P13B-2142
Carbon Dioxide Chemistry on Titan’s Surface
Monday, 14 December 2015
Poster Hall (Moscone South)
Robert P Hodyss1, Morgan L Cable2, Michael J Malaska3 and Tuan Hoang Vu2, (1)NASA Jet Propulsion Laboratory, Pasadena, CA, United States, (2)Jet Propulsion Laboratory, Pasadena, CA, United States, (3)Organization Not Listed, Washington, DC, United States
Abstract:
The surfaces of the moons of the outer Solar System are usually considered too cold (30-100 K) for significant chemistry to occur without the input of energy from exogenic sources (such as charged particles or VUV irradiation). In particular, Titan’s thick atmosphere prevents significant amounts of high energy radiation from reaching the surface, limiting opportunities for surface chemical reactivity. Recently, we have identified carbamation, the reaction of carbon dioxide with primary amines to form carbamic acids, as a reaction that could occur thermally on Titan’s surface. Amines should be present on Titan’s surface, formed by photochemical reactions of N2 and CH4 in the upper atmosphere, and amine-containing molecules have been detected as a component of laboratory tholins made in terrestrial laboratories. There is some spectral evidence that CO2 is present on the surface, and CO2 has been definitively identified in the atmosphere.
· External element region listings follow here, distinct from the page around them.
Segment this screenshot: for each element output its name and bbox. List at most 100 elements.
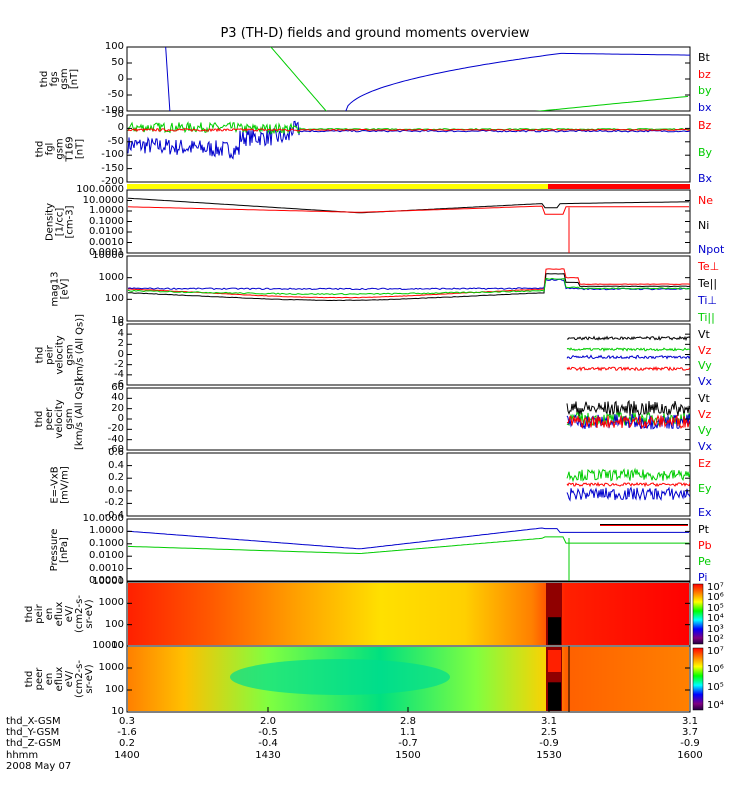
legend-label: Vz xyxy=(698,343,712,357)
series-line-ne xyxy=(127,205,689,215)
series-line-by-noisy xyxy=(127,121,301,135)
ephemeris-value: 0.3 xyxy=(119,716,135,727)
colorbar-9 xyxy=(692,647,704,711)
series-line-ti-par xyxy=(127,277,690,296)
y-tick-label: -100 xyxy=(101,149,124,161)
legend-label: Pt xyxy=(698,523,709,536)
panel-frame xyxy=(126,46,691,112)
y-tick-label: 2 xyxy=(117,338,124,350)
panel-frame xyxy=(126,452,691,517)
legend-label: Pb xyxy=(698,539,712,552)
y-tick-label: -4 xyxy=(114,368,124,380)
y-tick-label: -100 xyxy=(101,105,124,116)
y-tick-label: 100 xyxy=(104,41,124,52)
legend-label: Bz xyxy=(698,119,712,132)
series-line-bz-quiet xyxy=(299,128,690,131)
efield-traces xyxy=(566,467,690,502)
legend-label: bx xyxy=(698,101,712,114)
x-tick-label: 1430 xyxy=(255,750,281,761)
date-label: 2008 May 07 xyxy=(6,761,72,772)
y-tick-label: -150 xyxy=(101,162,124,174)
y-tick-label: 1000 xyxy=(98,662,124,673)
series-line-pe xyxy=(127,536,689,555)
panel-frame xyxy=(126,189,691,254)
y-tick-label: 10.0000 xyxy=(82,194,124,206)
legend-label: Vt xyxy=(698,328,710,341)
series-line-pi xyxy=(127,527,689,550)
y-tick-label: -50 xyxy=(107,89,124,100)
y-tick-label: 0.0100 xyxy=(89,226,124,237)
series-line-by xyxy=(270,47,327,111)
colorbar-tick-label: 10⁵ xyxy=(707,602,724,614)
y-tick-label: 0 xyxy=(117,413,124,424)
y-tick-label: 0.0001 xyxy=(89,575,124,586)
ephemeris-value: 3.1 xyxy=(541,716,557,727)
y-tick-label: 0.2 xyxy=(108,472,124,484)
legend-label: Ex xyxy=(698,506,712,519)
y-tick-label: 10000 xyxy=(92,250,124,261)
x-tick-label: 1530 xyxy=(536,750,562,761)
ephemeris-value: -0.9 xyxy=(539,738,559,749)
y-tick-label: 60 xyxy=(111,382,124,393)
series-line-vz xyxy=(566,366,690,372)
legend-label: Pi xyxy=(698,571,708,584)
y-axis-label: thd fgl gsm T169 [nT] xyxy=(34,135,85,162)
colorbar-tick-label: 10⁴ xyxy=(707,613,724,625)
density-traces xyxy=(127,197,690,253)
series-line-bz-noisy xyxy=(127,127,301,133)
y-tick-label: 0.1000 xyxy=(89,215,124,227)
ephemeris-value: 2.8 xyxy=(400,716,416,727)
colorbar-tick-label: 10⁵ xyxy=(707,682,724,693)
legend-label: Ey xyxy=(698,481,712,495)
spectrogram-black-8 xyxy=(548,617,561,645)
y-tick-label: -50 xyxy=(107,135,124,147)
series-line-bx-late xyxy=(345,52,690,111)
series-line-vt xyxy=(566,335,690,342)
y-tick-label: 4 xyxy=(117,328,124,340)
y-tick-label: 40 xyxy=(111,392,124,404)
ephemeris-value: -0.4 xyxy=(258,738,278,749)
spectrogram-core xyxy=(230,659,450,695)
peer-velocity-traces xyxy=(566,399,690,430)
x-tick-label: 1500 xyxy=(395,750,421,761)
y-axis-label: thd peir en eflux eV/ (cm2-s- sr-eV) xyxy=(24,595,95,633)
y-axis-label: thd fgs gsm [nT] xyxy=(39,68,80,90)
y-tick-label: 6 xyxy=(117,318,124,329)
legend-label: Vy xyxy=(698,359,712,373)
legend-label: Vx xyxy=(698,375,713,388)
y-tick-label: -60 xyxy=(107,444,124,455)
spectrogram-red-patch xyxy=(548,650,561,672)
series-line-ex xyxy=(566,486,690,502)
y-tick-label: 0.1000 xyxy=(89,537,124,549)
legend-label: Vz xyxy=(698,408,712,421)
y-tick-label: -20 xyxy=(107,423,124,435)
series-line-ey xyxy=(566,467,690,483)
y-axis-label: Pressure [nPa] xyxy=(49,528,70,572)
y-tick-label: 100 xyxy=(104,618,124,630)
y-tick-label: 1.0000 xyxy=(89,205,124,216)
ephemeris-value: 2.0 xyxy=(260,716,276,727)
y-tick-label: -6 xyxy=(114,379,124,390)
y-tick-label: 100.0000 xyxy=(76,184,124,195)
series-line-vx xyxy=(566,354,690,360)
fgl-traces xyxy=(127,120,690,160)
series-line-te-par xyxy=(127,273,690,302)
mode-bar-red xyxy=(548,184,690,189)
ephemeris-value: -0.5 xyxy=(258,727,278,738)
y-tick-label: 1000 xyxy=(98,271,124,283)
y-axis-label: thd peer velocity gsm [km/s (All Qs)] xyxy=(34,378,85,450)
y-tick-label: -0.4 xyxy=(104,510,124,521)
chart-title: P3 (TH-D) fields and ground moments over… xyxy=(220,26,530,41)
panel-frame xyxy=(126,518,691,582)
y-tick-label: 10000 xyxy=(92,576,124,587)
ephemeris-value: 3.1 xyxy=(682,716,698,727)
y-axis-label: thd peer en eflux eV/ (cm2-s- sr-eV) xyxy=(24,660,95,698)
series-line-vz xyxy=(566,414,690,430)
x-tick-label: 1400 xyxy=(114,750,140,761)
series-line-by-late xyxy=(534,95,689,111)
legend-label: Bx xyxy=(698,172,713,185)
y-tick-label: 10.0000 xyxy=(82,513,124,524)
legend-label: Vt xyxy=(698,392,710,405)
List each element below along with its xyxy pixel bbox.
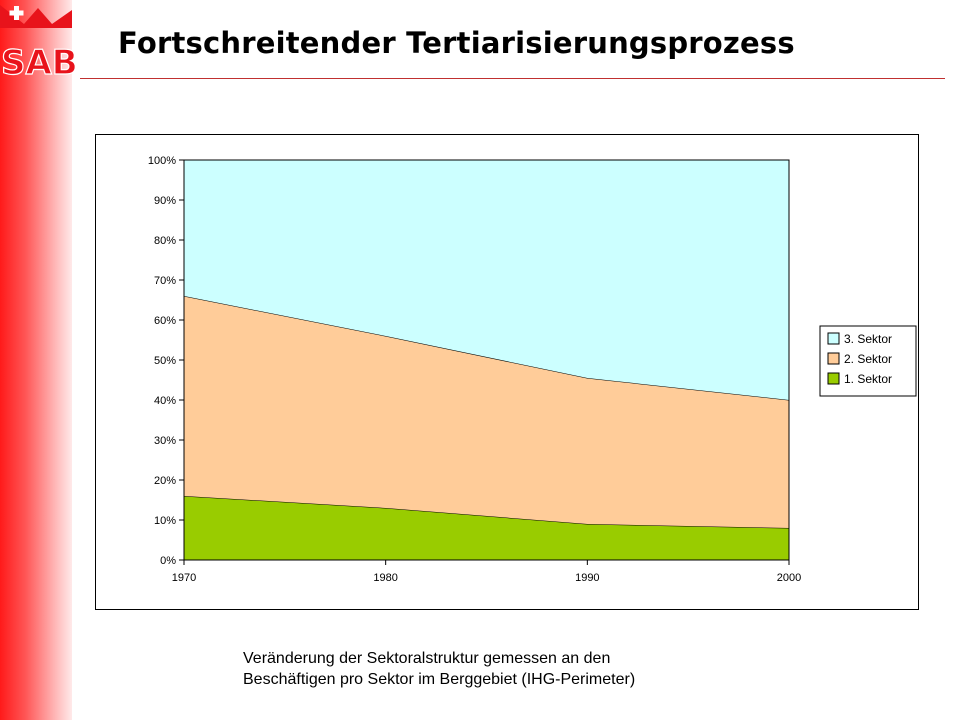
y-tick-label: 10% bbox=[154, 515, 176, 527]
mountain-cross-icon bbox=[0, 5, 72, 28]
legend-swatch bbox=[827, 332, 840, 345]
area-chart: 0%10%20%30%40%50%60%70%80%90%100% 1970 19… bbox=[148, 155, 917, 584]
caption-line-2: Beschäftigen pro Sektor im Berggebiet (I… bbox=[243, 671, 636, 688]
chart-caption: Veränderung der Sektoralstruktur gemesse… bbox=[243, 648, 763, 690]
y-tick-label: 20% bbox=[154, 475, 176, 487]
y-tick-label: 30% bbox=[154, 435, 176, 447]
sab-logo: SAB bbox=[0, 5, 78, 80]
legend-swatch bbox=[827, 372, 840, 385]
x-axis: 1970 1980 1990 2000 bbox=[172, 560, 801, 584]
area-series-1-sektor bbox=[184, 496, 789, 560]
page-title: Fortschreitender Tertiarisierungsprozess bbox=[118, 26, 795, 60]
legend-label: 3. Sektor bbox=[844, 332, 892, 346]
x-tick-label: 2000 bbox=[777, 572, 801, 584]
y-tick-label: 80% bbox=[154, 235, 176, 247]
chart-legend: 3. Sektor 2. Sektor 1. Sektor bbox=[819, 325, 917, 397]
legend-label: 1. Sektor bbox=[844, 372, 892, 386]
legend-label: 2. Sektor bbox=[844, 352, 892, 366]
area-series-3-sektor bbox=[184, 160, 789, 400]
y-tick-label: 70% bbox=[154, 275, 176, 287]
y-tick-label: 100% bbox=[148, 155, 176, 167]
y-axis: 0% 10% 20% 30% 40% 50% 60% 70% 80% 90% 100% bbox=[148, 155, 184, 567]
area-series-2-sektor bbox=[184, 296, 789, 528]
legend-swatch bbox=[827, 352, 840, 365]
y-tick-label: 40% bbox=[154, 395, 176, 407]
x-tick-label: 1990 bbox=[575, 572, 599, 584]
x-tick-label: 1980 bbox=[373, 572, 397, 584]
logo-text: SAB bbox=[1, 43, 78, 80]
y-tick-label: 60% bbox=[154, 315, 176, 327]
side-gradient-strip bbox=[0, 0, 72, 720]
y-tick-label: 50% bbox=[154, 355, 176, 367]
title-divider bbox=[80, 78, 945, 79]
x-tick-label: 1970 bbox=[172, 572, 196, 584]
y-tick-label: 90% bbox=[154, 195, 176, 207]
chart-areas bbox=[183, 159, 790, 561]
y-tick-label: 0% bbox=[160, 555, 176, 567]
caption-line-1: Veränderung der Sektoralstruktur gemesse… bbox=[243, 650, 611, 667]
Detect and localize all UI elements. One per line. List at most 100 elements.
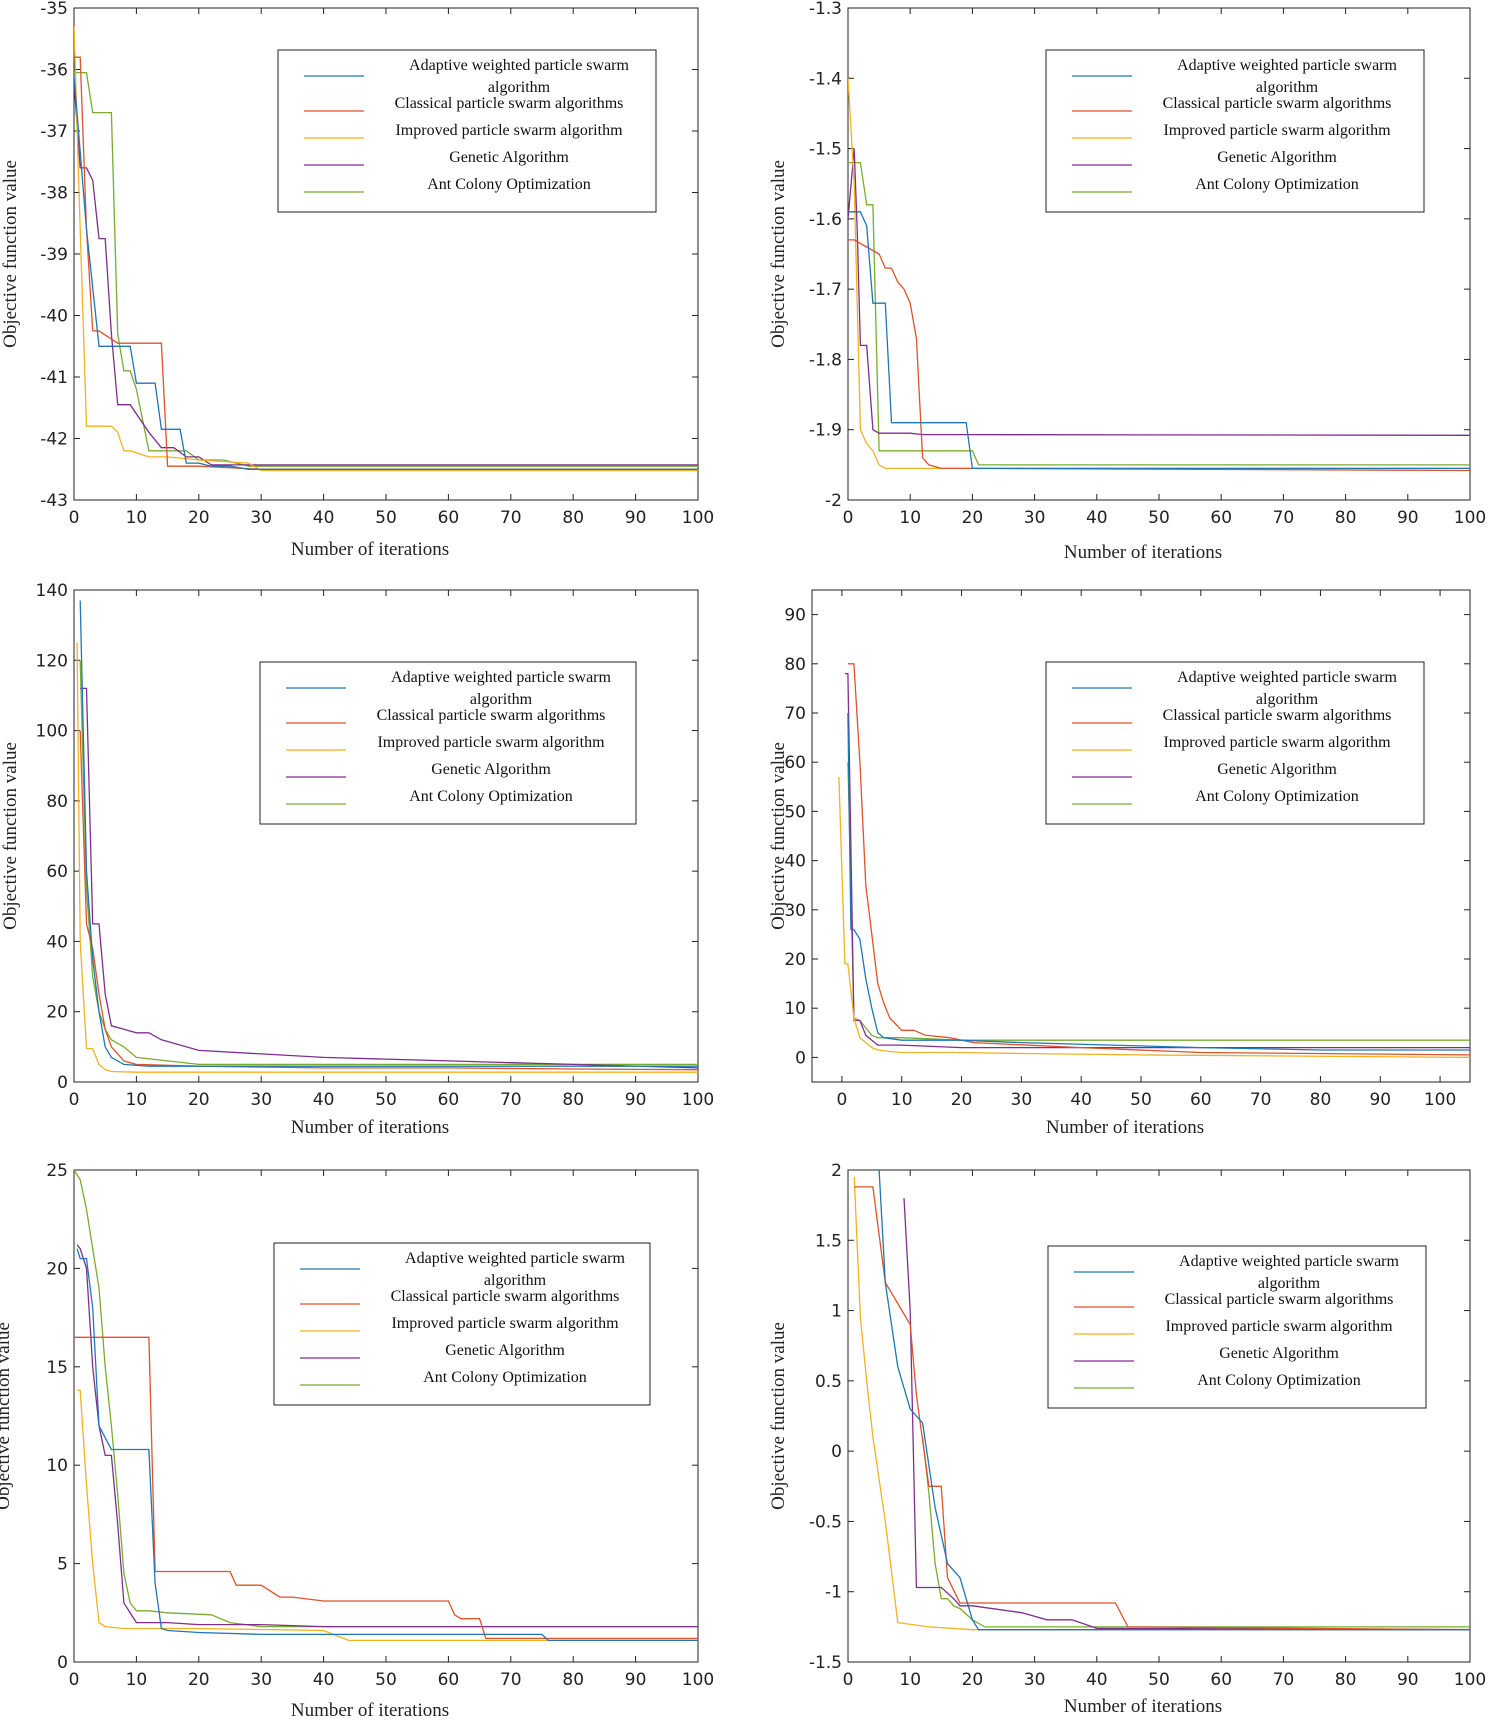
series-line-improved-particle-swarm-algorithm (848, 78, 1470, 470)
x-tick-label: 100 (1454, 1670, 1486, 1690)
y-tick-label: -41 (40, 368, 68, 388)
x-tick-label: 70 (1273, 508, 1295, 528)
x-tick-label: 40 (313, 1670, 335, 1690)
series-line-genetic-algorithm (848, 148, 1470, 436)
series-line-classical-particle-swarm-algorithms (79, 730, 698, 1071)
series-line-ant-colony-optimization (847, 762, 1470, 1041)
x-tick-label: 80 (562, 1670, 584, 1690)
y-tick-label: 25 (46, 1161, 68, 1181)
x-tick-label: 100 (1424, 1090, 1456, 1110)
x-tick-label: 60 (438, 1670, 460, 1690)
y-tick-label: -1.6 (809, 210, 842, 230)
x-tick-label: 100 (1454, 508, 1486, 528)
x-tick-label: 50 (1148, 508, 1170, 528)
legend-box (1045, 661, 1425, 825)
series-line-classical-particle-swarm-algorithms (848, 239, 1470, 472)
legend-label: Classical particle swarm algorithms (395, 95, 624, 112)
y-tick-label: 5 (57, 1555, 68, 1575)
legend-box (259, 661, 637, 825)
y-tick-label: 0 (795, 1048, 806, 1068)
series-group (76, 600, 698, 1073)
legend-label: Classical particle swarm algorithms (377, 707, 606, 724)
y-tick-label: 30 (784, 901, 806, 921)
chart-4: 0 10 20 30 40 50 60 70 80 90 100 0 10 20 30 40 50 60 70 80 9… (768, 589, 1471, 1138)
x-tick-label: 90 (625, 1670, 647, 1690)
series-line-adaptive-weighted-particle-swarm-algorithm (76, 1248, 698, 1642)
x-tick-label: 10 (899, 508, 921, 528)
chart-1: 0 10 20 30 40 50 60 70 80 90 100 -35 -36 -37 -38 -39 -40… (0, 0, 714, 560)
x-axis-label: Number of iterations (291, 1117, 449, 1138)
legend-label: Improved particle swarm algorithm (1165, 1318, 1393, 1335)
y-tick-label: 0 (57, 1073, 68, 1093)
x-tick-label: 40 (313, 1090, 335, 1110)
y-axis-label: Objective function value (768, 1322, 789, 1510)
legend-label-cont: algorithm (484, 1272, 547, 1289)
x-tick-label: 50 (1130, 1090, 1152, 1110)
x-tick-label: 80 (562, 1090, 584, 1110)
legend: Adaptive weighted particle swarm algorith… (1047, 1245, 1427, 1409)
series-line-adaptive-weighted-particle-swarm-algorithm (847, 712, 1470, 1051)
legend-label: Ant Colony Optimization (1197, 1372, 1361, 1389)
legend-label: Genetic Algorithm (1217, 149, 1337, 166)
x-tick-label: 80 (1335, 1670, 1357, 1690)
chart-3: 0 10 20 30 40 50 60 70 80 90 100 0 20 40 60 80 100 120 140… (0, 581, 714, 1138)
x-tick-label: 30 (1011, 1090, 1033, 1110)
legend-label: Adaptive weighted particle swarm (1177, 669, 1397, 686)
y-tick-label: -1.8 (809, 350, 842, 370)
legend-label-cont: algorithm (1256, 691, 1319, 708)
y-tick-label: -39 (40, 245, 68, 265)
y-tick-label: 80 (784, 655, 806, 675)
x-tick-label: 50 (1148, 1670, 1170, 1690)
x-tick-label: 100 (682, 1090, 714, 1110)
y-tick-label: 10 (784, 999, 806, 1019)
x-tick-label: 100 (682, 1670, 714, 1690)
y-tick-label: 40 (46, 932, 68, 952)
series-group (848, 78, 1470, 472)
series-line-classical-particle-swarm-algorithms (854, 1186, 1470, 1631)
series-line-genetic-algorithm (74, 81, 698, 466)
x-tick-label: 0 (69, 1670, 80, 1690)
x-tick-label: 70 (500, 1090, 522, 1110)
y-tick-label: -1 (825, 1583, 842, 1603)
y-axis-label: Objective function value (0, 742, 21, 930)
x-tick-label: 10 (899, 1670, 921, 1690)
x-tick-label: 50 (375, 508, 397, 528)
y-tick-label: -2 (825, 491, 842, 511)
x-tick-label: 90 (1397, 508, 1419, 528)
x-tick-label: 70 (500, 508, 522, 528)
legend-label: Adaptive weighted particle swarm (1179, 1253, 1399, 1270)
y-tick-label: 20 (784, 950, 806, 970)
y-tick-label: -43 (40, 491, 68, 511)
x-tick-label: 10 (126, 508, 148, 528)
y-tick-label: 70 (784, 704, 806, 724)
y-tick-label: 1 (831, 1302, 842, 1322)
legend-label: Adaptive weighted particle swarm (409, 57, 629, 74)
series-line-genetic-algorithm (903, 1198, 1470, 1631)
legend-label: Classical particle swarm algorithms (1163, 95, 1392, 112)
legend-label: Classical particle swarm algorithms (1163, 707, 1392, 724)
legend-label: Adaptive weighted particle swarm (1177, 57, 1397, 74)
series-line-ant-colony-optimization (79, 660, 698, 1066)
y-tick-label: -0.5 (809, 1512, 842, 1532)
y-axis-label: Objective function value (768, 160, 789, 348)
y-axis-label: Objective function value (0, 160, 21, 348)
x-tick-label: 0 (843, 1670, 854, 1690)
legend-label: Ant Colony Optimization (409, 788, 573, 805)
x-tick-label: 30 (250, 1090, 272, 1110)
legend-label: Improved particle swarm algorithm (1163, 734, 1391, 751)
y-tick-label: 20 (46, 1259, 68, 1279)
y-axis-label: Objective function value (0, 1322, 14, 1510)
series-line-adaptive-weighted-particle-swarm-algorithm (74, 75, 698, 470)
x-axis-label: Number of iterations (1064, 1696, 1222, 1717)
series-line-genetic-algorithm (76, 1244, 698, 1628)
y-tick-label: -1.5 (809, 140, 842, 160)
x-tick-label: 40 (1086, 508, 1108, 528)
x-tick-label: 40 (1070, 1090, 1092, 1110)
x-tick-label: 20 (188, 1090, 210, 1110)
legend-label-cont: algorithm (470, 691, 533, 708)
legend-label: Improved particle swarm algorithm (377, 734, 605, 751)
x-axis-label: Number of iterations (291, 539, 449, 560)
x-tick-label: 60 (1210, 1670, 1232, 1690)
x-tick-label: 70 (1273, 1670, 1295, 1690)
We use a combination of micro-Raman spectroscopy and UHV FTIR spectroscopy to examine the reaction products and kinetics of the carbamation reaction for a variety of primary amines. The reaction occurs readily at Titan surface temperatures (94 K), and leads to both carbamic acids and ammonium carbamate salts. Our kinetic data can be used to estimate the lifetime of CO2 on Titan’s surface, and thus constrain the age of possible CO2-bearing cryovolcanic deposits.